Lo paradójico es que el lector puede encontrar sin grandes dificultades en librerías abundantes ensayos sobre o biografías del marqués de Sade, con la ristra de las aportaciones más importantes: Apollinaire, Barthes, Blanchot, Deleuze, Foucault, Klossowski, Gilbert Lely, Octavio Paz, etc., por no citar la monumental biografía de Maurice Lever –el erudito fallecido el pasado año a quien se deben más hallazgos en el terreno documental–, y sin olvidar alguna visión teatral estrenada entre nosotros, como Madame de Sade, de Yukio Mishima, y la biografía de más reciente publicación, de la estadounidense Francis du Plessix Gray, impresa en España en el 2000 por Javier Vergara Editor, pasada por el pudibundo rosa de una autora que divulga, saneando bien todo, poco más que tipo Reader’s Digest para norteamericanos.
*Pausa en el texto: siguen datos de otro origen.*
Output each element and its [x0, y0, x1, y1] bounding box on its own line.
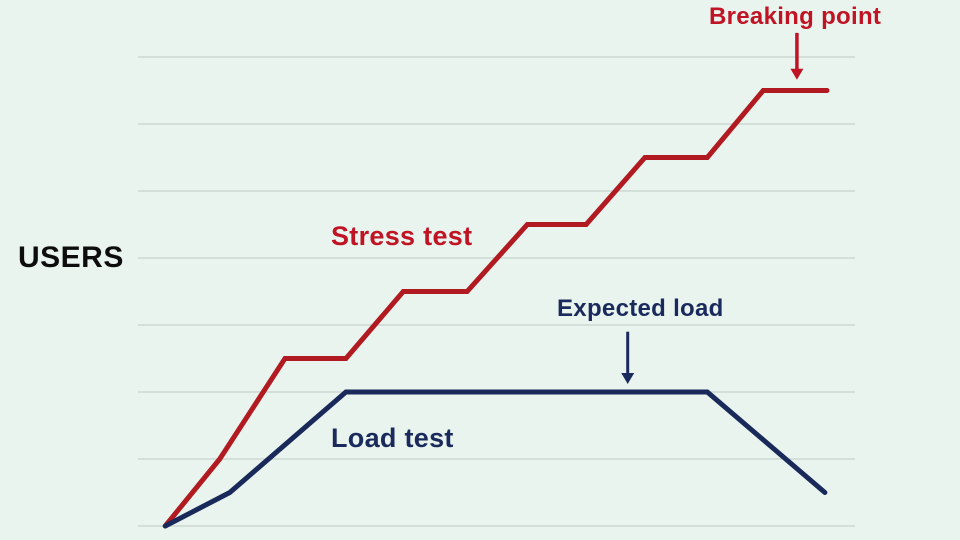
load-test-series-label: Load test: [331, 423, 454, 453]
stress-test-series-label: Stress test: [331, 221, 473, 251]
expected-load-annotation: Expected load: [557, 295, 724, 322]
breaking-point-annotation: Breaking point: [709, 3, 882, 30]
y-axis-label: USERS: [18, 241, 124, 274]
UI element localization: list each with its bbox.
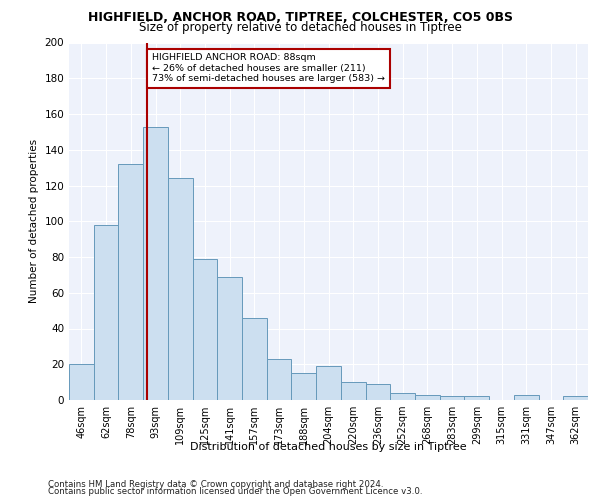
Text: Contains HM Land Registry data © Crown copyright and database right 2024.: Contains HM Land Registry data © Crown c… xyxy=(48,480,383,489)
Text: HIGHFIELD ANCHOR ROAD: 88sqm
← 26% of detached houses are smaller (211)
73% of s: HIGHFIELD ANCHOR ROAD: 88sqm ← 26% of de… xyxy=(152,53,385,83)
Bar xyxy=(464,396,489,400)
Bar xyxy=(563,396,588,400)
Bar xyxy=(242,318,267,400)
Bar xyxy=(514,394,539,400)
Bar xyxy=(316,366,341,400)
Text: Size of property relative to detached houses in Tiptree: Size of property relative to detached ho… xyxy=(139,22,461,35)
Bar xyxy=(341,382,365,400)
Y-axis label: Number of detached properties: Number of detached properties xyxy=(29,139,39,304)
Bar xyxy=(143,126,168,400)
Text: HIGHFIELD, ANCHOR ROAD, TIPTREE, COLCHESTER, CO5 0BS: HIGHFIELD, ANCHOR ROAD, TIPTREE, COLCHES… xyxy=(88,11,512,24)
Bar xyxy=(440,396,464,400)
Bar xyxy=(118,164,143,400)
Text: Distribution of detached houses by size in Tiptree: Distribution of detached houses by size … xyxy=(190,442,467,452)
Text: Contains public sector information licensed under the Open Government Licence v3: Contains public sector information licen… xyxy=(48,488,422,496)
Bar xyxy=(94,225,118,400)
Bar xyxy=(267,359,292,400)
Bar xyxy=(217,276,242,400)
Bar xyxy=(415,394,440,400)
Bar xyxy=(193,259,217,400)
Bar xyxy=(390,393,415,400)
Bar xyxy=(292,373,316,400)
Bar xyxy=(168,178,193,400)
Bar xyxy=(69,364,94,400)
Bar xyxy=(365,384,390,400)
Hay que sumarle también las paradojas, o hipocresías de la prensa cultural o incultural: Juan Serrallé, editor de Fundamentos, Juan Luis González Caballero, editor de Valdemar, dicen no recordar ni una sola crítica sobre sus ediciones de Sade, pese a que Serrallé editó por vez primera en lengua española las ediciones de Justine y Juliette, y Valdemar La nueva Justine. Sin embargo, cada ensayo sobre Sade o cualquiera de sus biografías merece el honor de la reseña; otra cosa es que estas reseñas se construyan a base de tópicos, y que, cuando el autor de la biografía es un crítico español nadie denuncie ni subraye sus múltiples errores: por ejemplo, los que en su biografía divulgativa cometió Rafael Conte, crítico unas veces de ABC, otras de El País, en su Yo, Sade: sin entrar a valorar la visión ideológica que Conte mantiene sobre el marqués –sería demasiado fácil relacionar las interpretaciones de corte nazi (Pasolini) de los textos de Sade con la camisa azul que este periodista tardó tanto en quitarse–,  lo cierto es que en su ensayo aparece errado lo mínimo que puede exigirse a un libro divulgativo: errores de fechas, trastrueque de nombres, etc.
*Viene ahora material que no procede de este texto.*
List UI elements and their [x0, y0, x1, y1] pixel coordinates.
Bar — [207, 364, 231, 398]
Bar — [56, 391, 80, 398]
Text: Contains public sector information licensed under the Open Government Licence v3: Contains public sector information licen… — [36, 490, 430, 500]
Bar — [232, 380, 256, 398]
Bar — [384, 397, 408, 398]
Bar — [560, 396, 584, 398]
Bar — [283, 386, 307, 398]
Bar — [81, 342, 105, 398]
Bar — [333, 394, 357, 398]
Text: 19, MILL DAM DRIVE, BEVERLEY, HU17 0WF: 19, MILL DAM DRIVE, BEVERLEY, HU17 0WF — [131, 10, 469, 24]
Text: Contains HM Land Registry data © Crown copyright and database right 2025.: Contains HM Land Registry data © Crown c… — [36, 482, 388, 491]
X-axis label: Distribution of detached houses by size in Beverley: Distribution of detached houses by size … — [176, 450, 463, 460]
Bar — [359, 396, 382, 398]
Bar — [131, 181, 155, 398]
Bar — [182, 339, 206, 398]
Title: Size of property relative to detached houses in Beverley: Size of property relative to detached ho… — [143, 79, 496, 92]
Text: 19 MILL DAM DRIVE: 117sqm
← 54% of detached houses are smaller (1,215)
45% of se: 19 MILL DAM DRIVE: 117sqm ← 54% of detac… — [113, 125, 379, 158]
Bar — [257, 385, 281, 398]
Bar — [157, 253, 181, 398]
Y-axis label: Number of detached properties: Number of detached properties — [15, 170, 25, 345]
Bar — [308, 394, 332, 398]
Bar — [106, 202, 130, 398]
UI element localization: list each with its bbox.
En esa misma dirección pacata puede señalarse los numerosos ensayos que sobre Sade figuran en la biblioteca del Institut Français de Madrid –centro educativo para estudiantes de francés–, frente a los tres o cuatro títulos de textos sadianos; hecho que, paradójicamente, no se produce en una biblioteca madrileña, la “Gloria Fuertes” (Alameda de Osuna), en la que mi exceso de puntualidad a una cita me permitió hacer una cala en su catálogo: Sade estaba perfectamente representado, con las ediciones más recientes en español: desde La Filosofía en el tocador, considerado el más duro de los textos salidanos, a esas dos hermanas que dan título a Justine  y a su continuación, Juliette, Las ciento veinte jornadas de Sodoma, etc.

Como el Marat-Sade que se estrena esta semana, el día 22, estará varios meses en cartel, habrá tiempo para volver sobre el personaje terrible en que el desconocimiento ha convertido al marqués de Sade.